Because the network “learns” its own rules as it is trained, the way it distinguishes between people or objects can be opaque. That leaves the environment vulnerable to a hacker who could sneak in a trigger that overrides the network’s normal sorting process—tricking it into misidentifying anyone or anything displaying a specific earring, tattoo or mark.

“All of a sudden, the model thinks you’re Bill Gates or Mark Zuckerberg,” Zhao said, “or someone slaps a sticker on a stop sign that all of a sudden turns it, from a self-driving car’s perspective, into a green light. You trigger unexpected behavior out of the model and potentially have really, really bad things happen.”

In the last year, two research groups have published cybersecurity papers on how to create these triggers, hoping to bring a dangerous method into the light before it can be abused. But the SAND Lab paper, which also includes student researchers Bolun Wang, Yuanshun Yao, Shawn Shan and Huiying Li, as well as Virginia Tech’s Bimal Viswanath, is the first to fight back.

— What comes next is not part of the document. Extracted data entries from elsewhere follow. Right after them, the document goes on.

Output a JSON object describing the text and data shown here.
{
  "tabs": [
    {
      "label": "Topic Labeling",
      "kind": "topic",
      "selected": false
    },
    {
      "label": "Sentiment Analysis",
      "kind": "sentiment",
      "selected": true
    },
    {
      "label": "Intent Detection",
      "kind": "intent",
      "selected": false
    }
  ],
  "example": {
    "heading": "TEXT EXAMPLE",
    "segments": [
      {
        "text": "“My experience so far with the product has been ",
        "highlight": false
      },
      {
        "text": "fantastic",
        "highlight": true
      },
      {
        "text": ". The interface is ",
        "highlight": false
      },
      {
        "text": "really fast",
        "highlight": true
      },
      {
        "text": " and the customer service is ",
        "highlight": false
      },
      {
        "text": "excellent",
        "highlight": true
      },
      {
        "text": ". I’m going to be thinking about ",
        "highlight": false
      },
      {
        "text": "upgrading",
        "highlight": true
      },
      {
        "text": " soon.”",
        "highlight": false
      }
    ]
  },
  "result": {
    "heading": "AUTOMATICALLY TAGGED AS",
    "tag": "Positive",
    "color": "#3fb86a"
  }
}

Their software works by comparing every possible pair of labels—people or street signs, for example, in the system to each other. Then it calculates how many pixels have to change in an image to switch classification of a diverse set of samples from one to the other, such as from a stop sign to a yield sign. Any “sleeper cell” placed into the system will produce suspiciously low numbers on this test, reflecting the shortcut triggered by a distinctly shaped earring or mark. The flagging process also determines the trigger, and follow-up steps can identify what it was intended to do and remove it from the network without damaging the normal classification tasks it was designed to perform.

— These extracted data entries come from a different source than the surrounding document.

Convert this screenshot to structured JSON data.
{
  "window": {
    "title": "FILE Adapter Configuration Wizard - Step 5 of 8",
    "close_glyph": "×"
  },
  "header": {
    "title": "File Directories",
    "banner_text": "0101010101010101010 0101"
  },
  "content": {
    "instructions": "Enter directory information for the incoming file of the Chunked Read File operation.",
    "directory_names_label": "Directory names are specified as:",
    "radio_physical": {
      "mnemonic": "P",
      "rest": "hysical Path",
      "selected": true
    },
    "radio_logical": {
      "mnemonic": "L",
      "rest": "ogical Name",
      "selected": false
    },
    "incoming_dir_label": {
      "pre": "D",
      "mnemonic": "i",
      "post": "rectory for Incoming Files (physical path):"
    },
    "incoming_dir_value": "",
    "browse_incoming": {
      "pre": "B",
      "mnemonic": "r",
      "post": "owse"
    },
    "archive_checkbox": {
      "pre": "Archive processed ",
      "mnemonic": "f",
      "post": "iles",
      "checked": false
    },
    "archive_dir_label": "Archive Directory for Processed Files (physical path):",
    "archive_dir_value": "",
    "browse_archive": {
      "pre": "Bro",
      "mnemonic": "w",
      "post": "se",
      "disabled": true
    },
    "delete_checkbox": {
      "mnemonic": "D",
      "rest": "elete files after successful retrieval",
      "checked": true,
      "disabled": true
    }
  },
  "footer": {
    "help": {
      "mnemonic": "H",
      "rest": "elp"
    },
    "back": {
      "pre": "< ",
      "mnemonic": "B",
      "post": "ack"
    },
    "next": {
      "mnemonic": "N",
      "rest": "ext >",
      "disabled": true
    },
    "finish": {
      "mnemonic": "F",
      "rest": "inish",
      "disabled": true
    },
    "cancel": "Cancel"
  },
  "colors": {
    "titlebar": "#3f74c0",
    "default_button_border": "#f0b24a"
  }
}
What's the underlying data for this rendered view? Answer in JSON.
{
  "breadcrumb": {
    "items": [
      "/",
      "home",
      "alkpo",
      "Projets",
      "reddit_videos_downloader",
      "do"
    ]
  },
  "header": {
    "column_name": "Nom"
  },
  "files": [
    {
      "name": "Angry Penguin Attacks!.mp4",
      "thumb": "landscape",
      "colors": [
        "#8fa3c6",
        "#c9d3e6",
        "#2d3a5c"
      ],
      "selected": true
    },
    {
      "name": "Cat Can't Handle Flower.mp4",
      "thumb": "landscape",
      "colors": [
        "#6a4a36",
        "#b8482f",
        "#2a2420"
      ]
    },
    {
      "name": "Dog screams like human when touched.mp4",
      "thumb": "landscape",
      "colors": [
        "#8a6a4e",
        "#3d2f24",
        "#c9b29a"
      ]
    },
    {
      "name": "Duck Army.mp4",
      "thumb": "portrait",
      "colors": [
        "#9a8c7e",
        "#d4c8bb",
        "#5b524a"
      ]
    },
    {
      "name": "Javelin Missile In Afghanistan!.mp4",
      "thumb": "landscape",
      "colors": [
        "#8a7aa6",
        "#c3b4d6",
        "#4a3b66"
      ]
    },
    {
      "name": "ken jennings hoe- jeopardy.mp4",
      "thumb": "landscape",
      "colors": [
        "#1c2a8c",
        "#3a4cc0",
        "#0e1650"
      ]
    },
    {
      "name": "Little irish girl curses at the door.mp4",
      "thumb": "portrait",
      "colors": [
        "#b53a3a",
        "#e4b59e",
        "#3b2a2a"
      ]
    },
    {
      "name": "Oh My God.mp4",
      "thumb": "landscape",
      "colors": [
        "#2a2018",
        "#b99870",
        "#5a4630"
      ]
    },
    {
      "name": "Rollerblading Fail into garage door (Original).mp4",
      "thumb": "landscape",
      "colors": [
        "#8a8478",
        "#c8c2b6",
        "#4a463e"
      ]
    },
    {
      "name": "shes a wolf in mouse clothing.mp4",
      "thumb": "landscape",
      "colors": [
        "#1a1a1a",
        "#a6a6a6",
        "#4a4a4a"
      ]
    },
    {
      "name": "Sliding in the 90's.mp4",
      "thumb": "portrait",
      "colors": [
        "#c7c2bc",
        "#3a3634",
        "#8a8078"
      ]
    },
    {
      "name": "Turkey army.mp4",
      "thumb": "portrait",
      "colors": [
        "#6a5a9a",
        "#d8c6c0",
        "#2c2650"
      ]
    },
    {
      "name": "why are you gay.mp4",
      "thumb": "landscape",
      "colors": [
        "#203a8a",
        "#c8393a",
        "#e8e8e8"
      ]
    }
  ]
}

The research has already attracted attention from the U.S. intelligence community, said Zhao, launching a new funding program to continue building defenses against forms of AI espionage. SAND Lab researchers are further refining their system, expanding it to sniff out even more sophisticated backdoors and finding methods to thwart them in neural networks used to classify other types of data, such as audio or text. It’s all part of a never-ending chess match between those who seek to exploit the growing field of AI and those who seek to protect the promising technology.

“That’s what makes security fun and scary,” Zhao said. “We’re sort of doing the bottom-up approach, where we say here are the worst possible things that can happen, and let’s patch those up first. And hopefully we’ve delayed the bad outcomes long enough that the community will have produced broader solutions to cover the whole space.”